Finding Potential Contact Persons


The following secrets are involved in this process:


Use / Purpose


data secret

The data secrets of all Traced Guests are made accessible to the Health Department in the process in order to decrypt the encrypted guest data.

venue keypair

The keypair’s private key is used in the Venue Owner Frontend to decrypt the outer layer of encryption on the contact data reference and the Additional Data in each Traced Guest’s Check-In.

daily keypair

The keypair’s private key is used in the Health Department Frontend to decrypt the inner layer of encryption on the contact data reference in each Traced Guest’s Check-In.



Given the Infected Guest’s Check-In History (obtained in part 1 above the Luca Server determines all Venue Owners whose venues have been visited by this Guest. Each of them is contacted using the Venue Information provided during Venue Registration and asked to reveal the encrypted contact data references of potential contact persons (Traced Guests).

When a Venue Owner has been contacted to assist in contact tracing they use the respective functionality in the Venue Owner Frontend. The Venue Owner Frontend proceeds to download all Check-Ins registered for this venue that coincide with the visit of the Infected Guest from the Luca Server. For each of these Check-Ins both the outer encryption layer on the contact data reference and the Additional Data are decrypted using the private key of this venue’s venue keypair. Note that, after the decryption, the contact data reference is still encrypted with they daily keypair and thus only accessible to the Health Department (see Check-In via Mobile Phone App).

The data is uploaded back to the Luca Server in order to be shared with the Health Department that initiated the tracing.

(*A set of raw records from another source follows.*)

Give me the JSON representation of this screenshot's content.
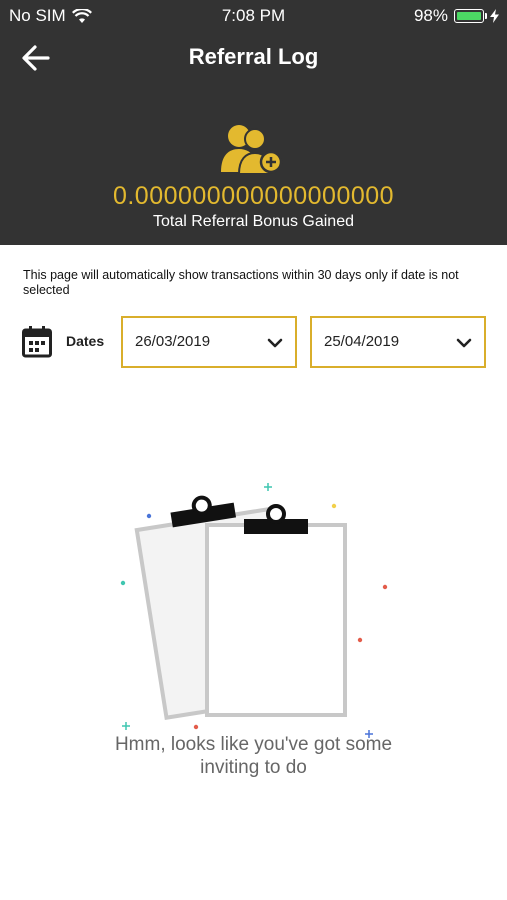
{
  "status_bar": {
    "carrier": "No SIM",
    "time": "7:08 PM",
    "battery_percent": "98%",
    "wifi_icon": "wifi-icon",
    "battery_icon": "battery-icon",
    "charging_icon": "bolt-icon"
  },
  "header": {
    "back_icon": "arrow-left-icon",
    "title": "Referral Log",
    "users_icon": "users-add-icon",
    "bonus_amount": "0.000000000000000000",
    "bonus_label": "Total Referral Bonus Gained",
    "accent_color": "#e3b92f",
    "background_color": "#333333"
  },
  "filter": {
    "info_text": "This page will automatically show transactions within 30 days only if date is not selected",
    "dates_label": "Dates",
    "calendar_icon": "calendar-icon",
    "start_date": "26/03/2019",
    "end_date": "25/04/2019",
    "border_color": "#d9ae2b"
  },
  "empty_state": {
    "illustration": "clipboards-illustration",
    "message_line1": "Hmm, looks like you've got some",
    "message_line2": "inviting to do"
  }
}
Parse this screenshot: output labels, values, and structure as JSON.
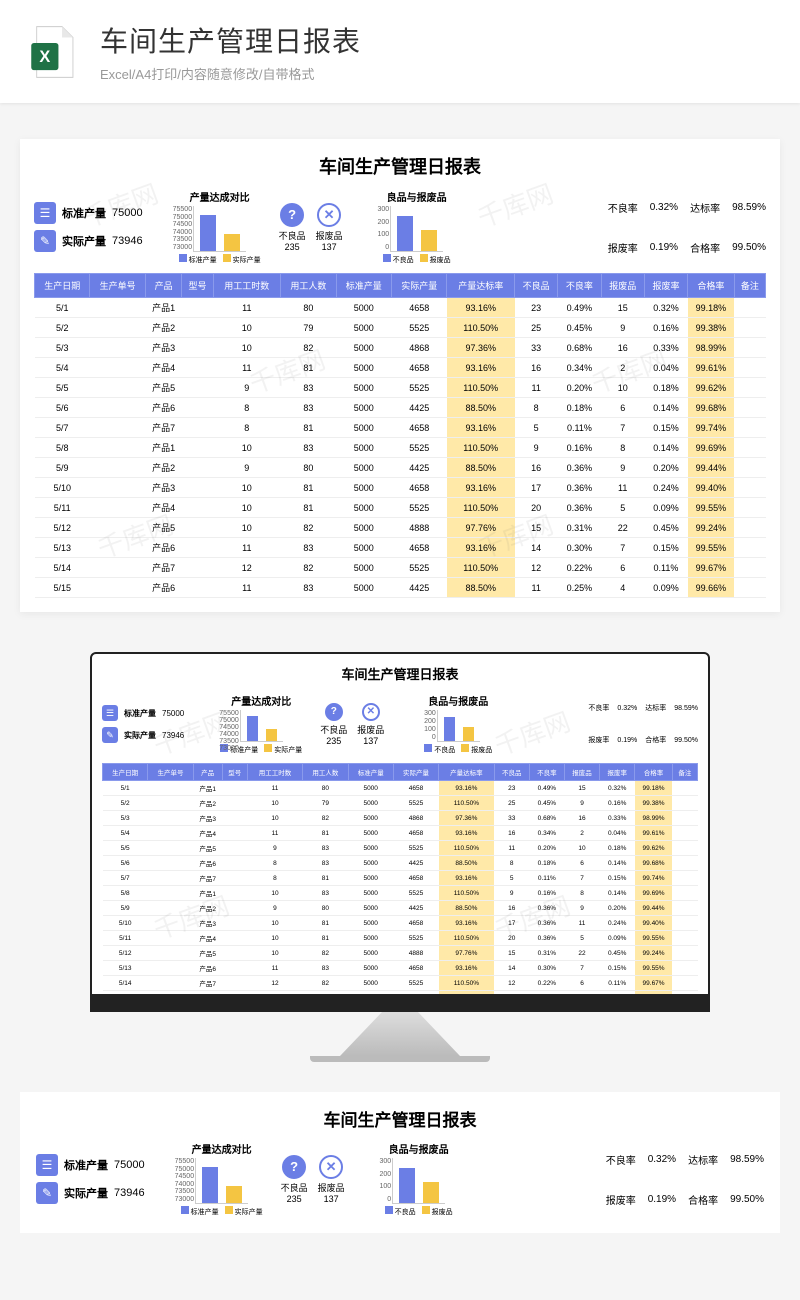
{
  "header": {
    "title": "车间生产管理日报表",
    "subtitle": "Excel/A4打印/内容随意修改/自带格式"
  },
  "report": {
    "title": "车间生产管理日报表",
    "kpi": {
      "std_label": "标准产量",
      "std_value": "75000",
      "act_label": "实际产量",
      "act_value": "73946"
    },
    "chart1": {
      "title": "产量达成对比",
      "ticks": [
        "75500",
        "75000",
        "74500",
        "74000",
        "73500",
        "73000"
      ],
      "legend": [
        "标准产量",
        "实际产量"
      ]
    },
    "stat_icons": {
      "defect_label": "不良品",
      "defect_value": "235",
      "scrap_label": "报废品",
      "scrap_value": "137"
    },
    "chart2": {
      "title": "良品与报废品",
      "ticks": [
        "300",
        "200",
        "100",
        "0"
      ],
      "legend": [
        "不良品",
        "报废品"
      ]
    },
    "rates": {
      "defect_rate_label": "不良率",
      "defect_rate": "0.32%",
      "target_rate_label": "达标率",
      "target_rate": "98.59%",
      "scrap_rate_label": "报废率",
      "scrap_rate": "0.19%",
      "pass_rate_label": "合格率",
      "pass_rate": "99.50%"
    },
    "columns": [
      "生产日期",
      "生产单号",
      "产品",
      "型号",
      "用工工时数",
      "用工人数",
      "标准产量",
      "实际产量",
      "产量达标率",
      "不良品",
      "不良率",
      "报废品",
      "报废率",
      "合格率",
      "备注"
    ],
    "rows": [
      [
        "5/1",
        "",
        "产品1",
        "",
        "11",
        "80",
        "5000",
        "4658",
        "93.16%",
        "23",
        "0.49%",
        "15",
        "0.32%",
        "99.18%",
        ""
      ],
      [
        "5/2",
        "",
        "产品2",
        "",
        "10",
        "79",
        "5000",
        "5525",
        "110.50%",
        "25",
        "0.45%",
        "9",
        "0.16%",
        "99.38%",
        ""
      ],
      [
        "5/3",
        "",
        "产品3",
        "",
        "10",
        "82",
        "5000",
        "4868",
        "97.36%",
        "33",
        "0.68%",
        "16",
        "0.33%",
        "98.99%",
        ""
      ],
      [
        "5/4",
        "",
        "产品4",
        "",
        "11",
        "81",
        "5000",
        "4658",
        "93.16%",
        "16",
        "0.34%",
        "2",
        "0.04%",
        "99.61%",
        ""
      ],
      [
        "5/5",
        "",
        "产品5",
        "",
        "9",
        "83",
        "5000",
        "5525",
        "110.50%",
        "11",
        "0.20%",
        "10",
        "0.18%",
        "99.62%",
        ""
      ],
      [
        "5/6",
        "",
        "产品6",
        "",
        "8",
        "83",
        "5000",
        "4425",
        "88.50%",
        "8",
        "0.18%",
        "6",
        "0.14%",
        "99.68%",
        ""
      ],
      [
        "5/7",
        "",
        "产品7",
        "",
        "8",
        "81",
        "5000",
        "4658",
        "93.16%",
        "5",
        "0.11%",
        "7",
        "0.15%",
        "99.74%",
        ""
      ],
      [
        "5/8",
        "",
        "产品1",
        "",
        "10",
        "83",
        "5000",
        "5525",
        "110.50%",
        "9",
        "0.16%",
        "8",
        "0.14%",
        "99.69%",
        ""
      ],
      [
        "5/9",
        "",
        "产品2",
        "",
        "9",
        "80",
        "5000",
        "4425",
        "88.50%",
        "16",
        "0.36%",
        "9",
        "0.20%",
        "99.44%",
        ""
      ],
      [
        "5/10",
        "",
        "产品3",
        "",
        "10",
        "81",
        "5000",
        "4658",
        "93.16%",
        "17",
        "0.36%",
        "11",
        "0.24%",
        "99.40%",
        ""
      ],
      [
        "5/11",
        "",
        "产品4",
        "",
        "10",
        "81",
        "5000",
        "5525",
        "110.50%",
        "20",
        "0.36%",
        "5",
        "0.09%",
        "99.55%",
        ""
      ],
      [
        "5/12",
        "",
        "产品5",
        "",
        "10",
        "82",
        "5000",
        "4888",
        "97.76%",
        "15",
        "0.31%",
        "22",
        "0.45%",
        "99.24%",
        ""
      ],
      [
        "5/13",
        "",
        "产品6",
        "",
        "11",
        "83",
        "5000",
        "4658",
        "93.16%",
        "14",
        "0.30%",
        "7",
        "0.15%",
        "99.55%",
        ""
      ],
      [
        "5/14",
        "",
        "产品7",
        "",
        "12",
        "82",
        "5000",
        "5525",
        "110.50%",
        "12",
        "0.22%",
        "6",
        "0.11%",
        "99.67%",
        ""
      ],
      [
        "5/15",
        "",
        "产品6",
        "",
        "11",
        "83",
        "5000",
        "4425",
        "88.50%",
        "11",
        "0.25%",
        "4",
        "0.09%",
        "99.66%",
        ""
      ]
    ]
  },
  "chart_data": [
    {
      "type": "bar",
      "title": "产量达成对比",
      "categories": [
        "标准产量",
        "实际产量"
      ],
      "values": [
        75000,
        73946
      ],
      "ylim": [
        73000,
        75500
      ]
    },
    {
      "type": "bar",
      "title": "良品与报废品",
      "categories": [
        "不良品",
        "报废品"
      ],
      "values": [
        235,
        137
      ],
      "ylim": [
        0,
        300
      ]
    }
  ],
  "watermark_text": "千库网"
}
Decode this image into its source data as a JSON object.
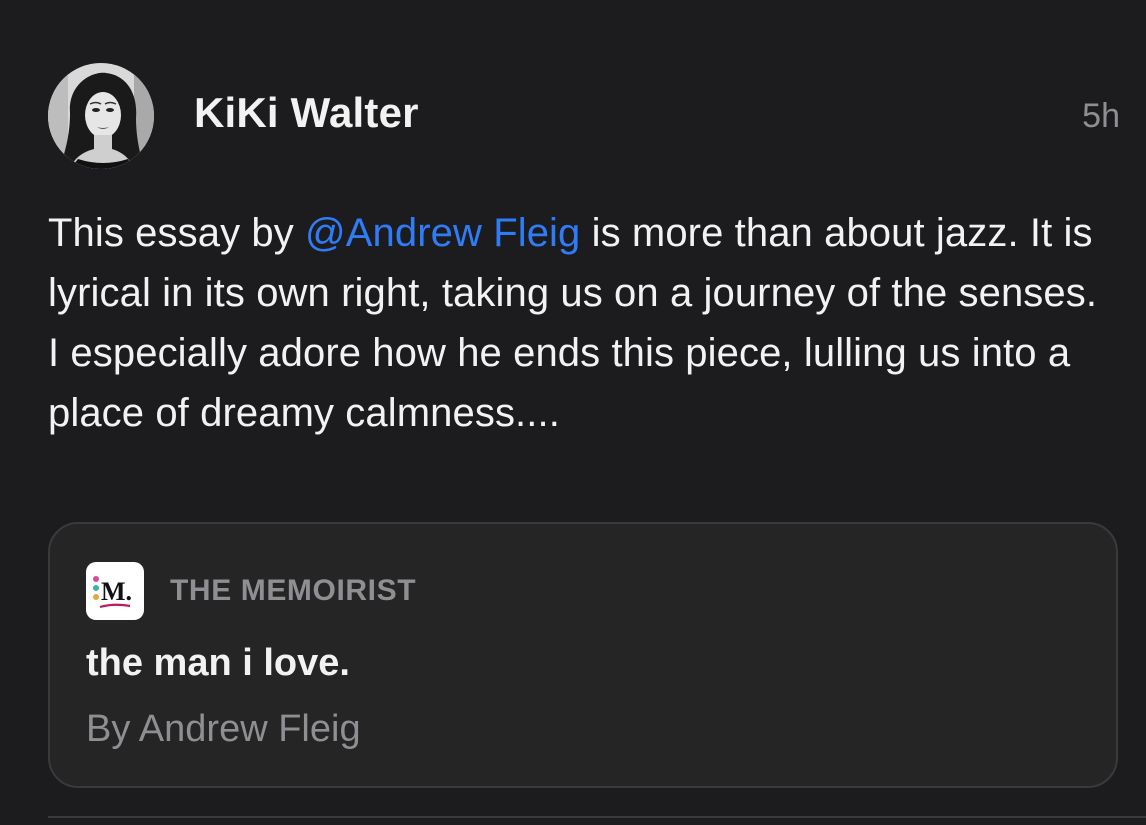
{
  "post": {
    "author_name": "KiKi Walter",
    "timestamp": "5h",
    "text_before_mention": "This essay by ",
    "mention": "@Andrew Fleig",
    "text_after_mention": " is more than about jazz. It is lyrical in its own right, taking us on a journey of the senses. I especially adore how he ends this piece, lulling us into a place of dreamy calmness...."
  },
  "link_card": {
    "publication_logo_icon": "memoirist-logo-icon",
    "publication_logo_text": "M.",
    "publication_name": "THE MEMOIRIST",
    "title": "the man i love.",
    "byline": "By Andrew Fleig"
  },
  "colors": {
    "background": "#1c1c1e",
    "card_background": "#252525",
    "mention": "#2f7cf6",
    "secondary_text": "#8e8e93"
  }
}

After decrypting the contact data references the Health Department possesses each Traced Guest’s user ID and data secret. It fetches the Guests’ encrypted guest data from the Luca Server using the user ID and decrypts it using the data encryption key (derived from the data secret) to obtain the Contact Data and the data authentication key. The latter is used to verify the authenticity of both the Check-In and the contact data reference. The Contact Data can now be used to contact the Traced Guest and inform them that they are at risk of being infected.

Notifying Guests about Data Access

Both for transparency reasons and as an early warning of a potential SARS-CoV2 exposure, luca automatically informs the Traced Guest about the data access by a Health Department.

To implement this notification in a privacy-preserving manner, the Luca Server publishes lists of hashed trace IDs affected by contact tracing activities of a Health Department. Specifically, it maintains one list per Health Department.

Guest Apps download these lists on a regular basis and check their recently used trace IDs (which the app keeps track of locally) against them. If a match is found, the Guest App (and of course the Traced Guest) learns (a) that a data access by the Health Department took place and (b) which Health Department(s) gained access to their personal data.

The trace IDs are hashed and truncated to 16 bytes by the Luca Server before being published:

hashed_trace_id = HMAC-SHA256(data=trace_id, key=health_department_id).truncate(16)

to conceal that trace IDs might appear in more than one Health Department list. Naturally, the Guest App must hash its locally stored trace IDs the same way before matching them with the notification lists.

Published trace IDs are removed from these lists after four weeks.

Security Considerations

Authentication of Contact Data and Check-Ins

The data authentication key is used to authenticate both the contact data reference in the Check-In (using the verification tag) and the Contact Data. However, the data authentication key has to be retrieved by deriving the data secret contained in the contact data reference.

This is unusual (cf. Encrypt-then-MAC), but we consider it sound. Please refer to the Security Considerations regarding Guest Check-In for further details.

Possible Abuse of Traced Guests’ Data Secrets

In the process described above the Health Department obtains each Traced Guest’s data secret and derives the symmetric data authentication key from it. It uses this key to validate the authenticity of the Check-Ins, verifying that the Check-Ins it received from the Luca Server have in fact been created by the owner of the data secret (the Traced Guest).

However, having learned the data secret, the Health Department can now itself create apparently valid Check-Ins for that Traced Guest. Neither the Luca Server nor another Health Department can distinguish these forged Check-Ins from authentic ones.

Note that the Health Department does not know Traced Guests’ tracing secrets here. Hence, the forged Check-Ins would not appear in the Guest’s Check-In History. They would, however, appear whenever the forged Check-In coincides in time and place with another Traced Guest’s Check-In.

Access Notification Lists reveal the Number of Traced IDs

The number of hashed trace IDs in the above-described access notification lists reveals the number of Check-Ins recently accessed by any Health Department.